Most common is the “Graubrot”. It is a dense sourdough bread, made from rye (“Roggenbrot”) or a mixture of rye and wheat (“Roggenmischbrot”). A “Weissbrot” is baked from wheat. It can also come in a lot of shapes or as french loaf (Baguette). “Vollkornbrot is a heavy whole grain rye bread, darkish brown in colour, yeast-free and considered to be very healthy. “Schwarzbrot” – also called “Pumpernickel” and black in colour – is a whole grain rye bread baked with leaven. Darker rye breads have a moist and chewy texture and store for a good length of time without going stale.

Many German bakeries also offer a wide selection of delicious cakes, tarts and cookies. The specialised shop for them is, however, a “Konditorei”. Read more on our Cakes+Tarts page.
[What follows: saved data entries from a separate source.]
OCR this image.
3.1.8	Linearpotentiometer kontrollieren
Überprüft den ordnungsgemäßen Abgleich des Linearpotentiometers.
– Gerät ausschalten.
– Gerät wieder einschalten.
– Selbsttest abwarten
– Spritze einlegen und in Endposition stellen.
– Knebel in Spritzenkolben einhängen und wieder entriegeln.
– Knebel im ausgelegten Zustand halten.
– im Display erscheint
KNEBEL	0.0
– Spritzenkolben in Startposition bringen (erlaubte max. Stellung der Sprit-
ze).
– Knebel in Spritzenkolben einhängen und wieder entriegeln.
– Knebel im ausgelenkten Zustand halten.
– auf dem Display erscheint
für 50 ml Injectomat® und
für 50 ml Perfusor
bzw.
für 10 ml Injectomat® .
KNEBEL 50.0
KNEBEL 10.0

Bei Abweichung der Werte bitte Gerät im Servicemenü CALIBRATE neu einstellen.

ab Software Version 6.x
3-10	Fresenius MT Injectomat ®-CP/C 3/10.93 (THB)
Toppings for a German sandwich or “Butterbrot” are plentiful. The main type of “Brotbelag” is made from meat and called “Wurst”. Please read more on theGerman Wurst page.

Käse: The Germans favour Dutch, Danish and French cheese. Specifically German are the “Tilsiter”, sliced cheese with a strong smell, “Butterkäse”, very soft and mild, eaten in slices. The firm but glassy looking “Harzer Käse” with caraway can only be mentioned with a warning: the smell is not for everybody. “Schmierkäse”, processed cheese spread, is also popular and available in many different flavours. “Quark” is a German speciality. the English cottage cheese comes closest to it. Quark is a fresh and nutritrious bread spread, flavoured with chives or other herbs, or eaten plain with jam on top.

Delicatessen Salads: They are enjoyed as a bread spread and usually made from either pieces of pickled herring (“Heringsalat”), delicious tiny North Sea shrimps (“Krabbensalat”), strips of poloni (“Fleischsalat”) or hard-boiled egg (“Eiersalat”), in a tangy mayonnaise with onion pieces or chopped sour gherkins.

Preserves: The Germans call their jams “Marmelade” but by that name they don’t mean orange or lemon preserve which is not part of their traditional diet. They enjoy preserves of all types of berries and fruit, preserved plum mash (“Pflaumenmus”), spreadable fruit jellies and honey.